Les deux hommes se serrèrent la main sous les piaillements de leur public. Lysandre était plus petit que le garde, ce qui ne l’empêchait pas d’avoir plus de prestance. La différence de rang social était flagrante. Le duc avait un maintien des plus noble. Le menton relevé comme si le monde lui appartenait. Le sourire de celui qui sait que rien ni personne ne peut lui résister. Et la confiance de celui qui avait vécu toute sa vie dans l'opulence.

Le Renard ne pouvait pas être du même statut. Il avait les jambes arquées des cavaliers. Le corps en avant des épéistes. Et il ne jaugeait pas sa force, à en croire la moue de surprise du duc lors de leur poignée de main.

— J’ai entendu bon nombre d'histoires sur vos exploits, Renard doré. Notre altesse à Aldonya, en est très friande, expliqua le duc avant de reporter son attention sur Lyra. Enfin, les gens ne racontent pas ces histoires avec autant de passion que vous, Lyra.

— Ce ne sont pas des histoires, rétorqua froidement le garde masqué.

Mais le duc avait cessé de l’écouter depuis longtemps.

— J’ai promis à quelqu’un de vous emmener jusqu’à elle, si vous le permettez ?, dit-il en prenant la main de Lyra et en la posant sur son avant-bras. Je vous l’emprunte un instant, Renard doré.

Lyra se laissa guider avec plaisir, ravie de s’éloigner de ce combat de coq. Elle n’avait pas le temps pour le concours d’ego des deux hommes. Jetant un coup d'œil à la grande horloge au-dessus de l’escalier principale, elle estima qu’il lui restait encore une dizaine de minutes.

Lysandre la mena devant le buffet où une femme à la chevelure de jais mangeait avec délectation un petit pain aux épices. Lorsque Lyra arriva à sa hauteur, la femme s’empressa de lui prendre la main. Décidément, ce soir, Lyra passait littéralement de main en main.

— Ah ! La talentueuse conteuse ! Je voulais justement vous voir.

— Lyra Merryweather, voici ma mère Opale de Lomond, première ministre du royaume d’Aldonya.

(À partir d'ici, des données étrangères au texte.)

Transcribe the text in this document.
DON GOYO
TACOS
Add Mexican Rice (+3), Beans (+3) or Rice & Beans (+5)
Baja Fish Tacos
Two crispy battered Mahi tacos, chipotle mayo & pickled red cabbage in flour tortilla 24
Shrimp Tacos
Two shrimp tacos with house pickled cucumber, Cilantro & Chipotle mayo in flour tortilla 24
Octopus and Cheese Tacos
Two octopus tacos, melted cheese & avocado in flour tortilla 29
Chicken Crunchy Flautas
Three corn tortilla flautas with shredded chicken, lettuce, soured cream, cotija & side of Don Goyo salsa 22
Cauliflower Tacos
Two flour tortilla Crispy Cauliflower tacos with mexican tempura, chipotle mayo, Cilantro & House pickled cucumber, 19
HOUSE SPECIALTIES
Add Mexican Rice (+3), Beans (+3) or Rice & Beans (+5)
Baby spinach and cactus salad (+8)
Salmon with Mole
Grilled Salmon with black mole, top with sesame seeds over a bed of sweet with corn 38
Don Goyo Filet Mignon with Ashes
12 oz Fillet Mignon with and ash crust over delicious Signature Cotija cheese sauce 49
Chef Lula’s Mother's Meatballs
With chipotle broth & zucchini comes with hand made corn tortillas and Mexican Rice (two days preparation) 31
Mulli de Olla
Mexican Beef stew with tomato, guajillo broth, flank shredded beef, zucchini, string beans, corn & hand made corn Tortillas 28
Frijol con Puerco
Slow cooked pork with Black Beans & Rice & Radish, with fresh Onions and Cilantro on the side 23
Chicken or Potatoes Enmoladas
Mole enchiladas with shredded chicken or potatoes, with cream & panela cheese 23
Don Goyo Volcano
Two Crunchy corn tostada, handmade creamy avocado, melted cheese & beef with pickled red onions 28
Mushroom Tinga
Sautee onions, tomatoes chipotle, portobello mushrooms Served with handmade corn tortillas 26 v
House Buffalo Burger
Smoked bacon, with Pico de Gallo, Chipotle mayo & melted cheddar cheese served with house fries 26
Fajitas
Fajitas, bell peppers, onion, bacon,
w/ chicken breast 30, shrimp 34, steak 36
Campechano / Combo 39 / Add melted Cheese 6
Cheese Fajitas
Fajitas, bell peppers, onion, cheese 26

— Je me souviens de vous, madame la duchesse, s’empressa de saluer Lyra.

Au moins, elle avait la confirmation. Lysandre et la première ministre avaient bel et bien un lien de parenté.

— Et moi de vous, mademoiselle Merryweather. Comment oublier une telle prestation, confia-t-elle en buvant une gorgée de champagne. Justement, je vous ai fait chercher pour parler affaires. Aldonya aimerait vous engager pour la fête d’anniversaire de son altesse, Jude de Lior. Votre prix sera le nôtre.

— Hum… Eh bien… Oui. Enfin, je veux dire que j’en serais ravie, madame. Cependant…, Lyra regarda l’horloge, il était bientôt l'heure. Pourrions-nous en parler plus tard ? Je crains devoir m’éclipser pour une affaire urgente.

— Parfait ! Alors c’est réglé, conclut Opale de Lomond en terminant sa coupe. Nous échangerons plus en détails par lettre pour tout ce qui concernera votre dû ainsi que la date. Mais je vous compte déjà parmi nos invitées. Vous êtes une jeune femme intelligente, j’étais sûre que vous accepteriez.

Sur ses mots, elle empoigna la main de Lyra pour sceller leur accord. À retenir, la première ministre d’Aldonya n’était pas une femme à qui on pouvait dire non. Comme son fils, elle obtenait toujours ce qu’elle désirait. Mais contrairement à son fils qui faisait monter le feu aux joues de Lyra, Opale lui faisait froid dans le dos. Ce n’était peut-être pas judicieux d’avoir accepté aussi rapidement.

— Une dernière chose, la retint la duchesse de Lomond. Votre nom, Merryweather, ne m’est pas inconnu. Êtes-vous certaines de ne pas avoir de famille à Aldonya ?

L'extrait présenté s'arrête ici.